Estate agents and related businesses enjoyed strong growth last month, the latest analysis from the IHS Markit/CIPS’s services purchasing managers’ index (PMI) shows.
The index stood at 56.1 last month, up from just 13.4 at the peak of coronavirus restrictions and lockdown in April. Anything above 50 is considered a sector in growth.
However, September’s reading is down from 58.8 in August, primarily due to the end of the Eat Out To Help scheme.
Chris Williamson, chief business economist at IHS Markit, which compiles the survey, commented: “The UK service sector showed encouraging resilience in September, with business activity continuing to grow solidly despite the government’s Eat Out To Help Out scheme being withdrawn.

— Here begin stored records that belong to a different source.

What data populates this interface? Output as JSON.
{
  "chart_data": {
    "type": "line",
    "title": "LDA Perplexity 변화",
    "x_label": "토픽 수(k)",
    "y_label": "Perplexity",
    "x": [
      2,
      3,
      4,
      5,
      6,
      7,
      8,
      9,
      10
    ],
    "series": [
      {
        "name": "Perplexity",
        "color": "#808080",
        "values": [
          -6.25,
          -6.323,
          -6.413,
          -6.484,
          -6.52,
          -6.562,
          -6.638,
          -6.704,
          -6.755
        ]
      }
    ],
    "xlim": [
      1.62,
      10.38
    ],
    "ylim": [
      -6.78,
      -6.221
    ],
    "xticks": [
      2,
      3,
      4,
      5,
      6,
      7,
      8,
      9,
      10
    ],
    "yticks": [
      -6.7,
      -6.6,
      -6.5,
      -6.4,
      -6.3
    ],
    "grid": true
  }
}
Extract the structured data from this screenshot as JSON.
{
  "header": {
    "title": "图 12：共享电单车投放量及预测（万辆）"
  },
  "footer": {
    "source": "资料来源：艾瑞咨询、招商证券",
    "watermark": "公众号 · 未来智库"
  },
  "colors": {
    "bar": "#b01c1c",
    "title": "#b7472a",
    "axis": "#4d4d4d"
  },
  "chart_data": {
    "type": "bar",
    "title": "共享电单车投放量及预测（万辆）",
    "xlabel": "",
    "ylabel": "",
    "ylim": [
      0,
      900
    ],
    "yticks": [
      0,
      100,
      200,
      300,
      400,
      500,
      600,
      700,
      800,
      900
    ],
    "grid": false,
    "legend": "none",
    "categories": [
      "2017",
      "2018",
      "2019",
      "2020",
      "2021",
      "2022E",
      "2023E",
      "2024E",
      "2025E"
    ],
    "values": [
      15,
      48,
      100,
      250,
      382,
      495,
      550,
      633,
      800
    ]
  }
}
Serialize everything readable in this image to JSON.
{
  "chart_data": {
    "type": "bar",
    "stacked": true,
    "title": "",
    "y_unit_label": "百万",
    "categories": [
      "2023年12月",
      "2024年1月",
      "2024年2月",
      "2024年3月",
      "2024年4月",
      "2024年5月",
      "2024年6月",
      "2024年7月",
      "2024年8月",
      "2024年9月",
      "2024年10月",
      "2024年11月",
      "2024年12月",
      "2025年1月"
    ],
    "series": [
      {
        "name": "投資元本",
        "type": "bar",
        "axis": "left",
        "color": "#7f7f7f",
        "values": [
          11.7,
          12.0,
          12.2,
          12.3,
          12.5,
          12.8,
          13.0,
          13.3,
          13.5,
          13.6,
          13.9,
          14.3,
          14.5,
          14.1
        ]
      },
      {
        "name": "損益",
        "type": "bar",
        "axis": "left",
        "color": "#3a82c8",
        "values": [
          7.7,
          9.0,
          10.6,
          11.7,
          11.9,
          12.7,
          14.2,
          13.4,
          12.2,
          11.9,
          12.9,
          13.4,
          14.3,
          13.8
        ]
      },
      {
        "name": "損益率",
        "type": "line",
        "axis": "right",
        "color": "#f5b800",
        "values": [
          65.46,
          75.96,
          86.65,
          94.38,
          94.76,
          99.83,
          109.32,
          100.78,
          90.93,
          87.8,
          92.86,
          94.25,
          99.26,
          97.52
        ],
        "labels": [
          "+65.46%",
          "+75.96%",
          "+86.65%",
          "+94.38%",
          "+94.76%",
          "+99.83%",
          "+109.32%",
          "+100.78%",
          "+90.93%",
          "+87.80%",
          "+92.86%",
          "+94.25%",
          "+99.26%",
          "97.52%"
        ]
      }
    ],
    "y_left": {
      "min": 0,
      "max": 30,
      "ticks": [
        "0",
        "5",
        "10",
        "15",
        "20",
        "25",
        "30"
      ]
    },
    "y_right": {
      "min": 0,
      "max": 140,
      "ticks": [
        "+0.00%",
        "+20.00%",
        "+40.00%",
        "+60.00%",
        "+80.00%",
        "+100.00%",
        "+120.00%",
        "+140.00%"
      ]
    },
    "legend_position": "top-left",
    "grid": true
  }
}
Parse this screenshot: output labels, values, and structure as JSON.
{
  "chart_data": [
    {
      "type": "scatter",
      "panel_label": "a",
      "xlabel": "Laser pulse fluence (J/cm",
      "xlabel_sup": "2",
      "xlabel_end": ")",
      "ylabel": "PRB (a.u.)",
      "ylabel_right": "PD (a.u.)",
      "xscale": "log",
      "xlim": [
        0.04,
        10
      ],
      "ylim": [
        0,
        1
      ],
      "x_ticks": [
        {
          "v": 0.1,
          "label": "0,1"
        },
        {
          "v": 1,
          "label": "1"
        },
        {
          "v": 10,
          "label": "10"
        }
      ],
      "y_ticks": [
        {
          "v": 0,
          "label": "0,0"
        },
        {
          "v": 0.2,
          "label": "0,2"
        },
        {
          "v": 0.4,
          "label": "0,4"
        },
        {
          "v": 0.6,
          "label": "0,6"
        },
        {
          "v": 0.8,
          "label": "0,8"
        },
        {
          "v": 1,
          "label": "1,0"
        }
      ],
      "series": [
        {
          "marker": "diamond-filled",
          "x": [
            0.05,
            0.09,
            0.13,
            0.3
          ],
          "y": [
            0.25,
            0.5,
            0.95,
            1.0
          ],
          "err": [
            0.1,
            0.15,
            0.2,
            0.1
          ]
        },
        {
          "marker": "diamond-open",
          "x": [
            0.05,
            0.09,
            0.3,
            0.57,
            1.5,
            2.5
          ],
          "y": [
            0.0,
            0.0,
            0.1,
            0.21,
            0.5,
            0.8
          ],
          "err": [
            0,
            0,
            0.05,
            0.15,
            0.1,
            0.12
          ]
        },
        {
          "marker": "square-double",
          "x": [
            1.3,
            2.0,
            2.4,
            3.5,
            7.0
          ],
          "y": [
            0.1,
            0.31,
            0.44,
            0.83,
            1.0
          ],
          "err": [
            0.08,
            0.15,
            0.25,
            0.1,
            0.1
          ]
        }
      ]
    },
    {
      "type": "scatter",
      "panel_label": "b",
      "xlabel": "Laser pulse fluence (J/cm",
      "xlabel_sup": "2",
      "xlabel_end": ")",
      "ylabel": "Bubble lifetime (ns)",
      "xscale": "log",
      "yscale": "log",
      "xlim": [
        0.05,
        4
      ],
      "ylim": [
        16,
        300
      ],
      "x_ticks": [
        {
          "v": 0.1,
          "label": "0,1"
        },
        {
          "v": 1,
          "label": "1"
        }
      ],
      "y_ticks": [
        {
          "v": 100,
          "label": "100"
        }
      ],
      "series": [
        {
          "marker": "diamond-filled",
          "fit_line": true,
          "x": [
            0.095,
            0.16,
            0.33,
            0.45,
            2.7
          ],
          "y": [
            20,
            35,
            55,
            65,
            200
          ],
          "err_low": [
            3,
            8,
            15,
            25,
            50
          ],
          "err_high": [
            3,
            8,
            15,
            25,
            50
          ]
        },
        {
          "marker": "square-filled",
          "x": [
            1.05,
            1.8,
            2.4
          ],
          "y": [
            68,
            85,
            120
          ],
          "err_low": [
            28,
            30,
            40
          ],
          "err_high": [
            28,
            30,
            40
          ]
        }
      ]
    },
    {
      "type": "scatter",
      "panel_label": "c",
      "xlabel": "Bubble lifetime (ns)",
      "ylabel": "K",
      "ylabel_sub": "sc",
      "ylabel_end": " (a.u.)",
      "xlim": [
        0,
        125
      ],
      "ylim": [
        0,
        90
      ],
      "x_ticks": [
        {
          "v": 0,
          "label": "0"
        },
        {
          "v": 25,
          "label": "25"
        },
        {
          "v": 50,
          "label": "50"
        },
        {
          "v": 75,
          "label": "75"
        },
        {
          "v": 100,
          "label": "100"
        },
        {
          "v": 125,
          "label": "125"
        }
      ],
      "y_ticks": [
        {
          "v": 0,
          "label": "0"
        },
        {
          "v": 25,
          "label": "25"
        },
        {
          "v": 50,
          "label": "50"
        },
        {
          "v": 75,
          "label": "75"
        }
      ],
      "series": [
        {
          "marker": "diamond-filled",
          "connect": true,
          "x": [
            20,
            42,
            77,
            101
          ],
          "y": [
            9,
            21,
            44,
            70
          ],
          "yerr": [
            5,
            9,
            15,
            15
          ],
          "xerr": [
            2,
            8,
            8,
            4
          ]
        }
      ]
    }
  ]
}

“Unsurprisingly, spending in the restaurant sector slumped after spiking higher in August, and many other consumer services activities showed a similar slide back into contraction as renewed lockdown measures were introduced, causing the overall rate of expansion to moderate.”
Despite recent growth, there are signs that optimism in the service sector is starting to cool amid concerns that there could be a second Covid-19 wave, while Brexit uncertainty is also having an adverse impact.
Growth in the service sector has been hindered by tighter restrictions introduced during the past few weeks, while the lack of international tourists is hurting businesses, and this in turn means potential job cuts.
Duncan Brock, group director at the Chartered Institute of Procurement & Supply, said: “Once again job losses remained the black spot amidst these pockets of recovery.
“With the seventh consecutive monthly drop in job numbers, redundancies have replaced job hiring in an attempt to shield firms from rising input costs, but these strategies will devastate local communities.”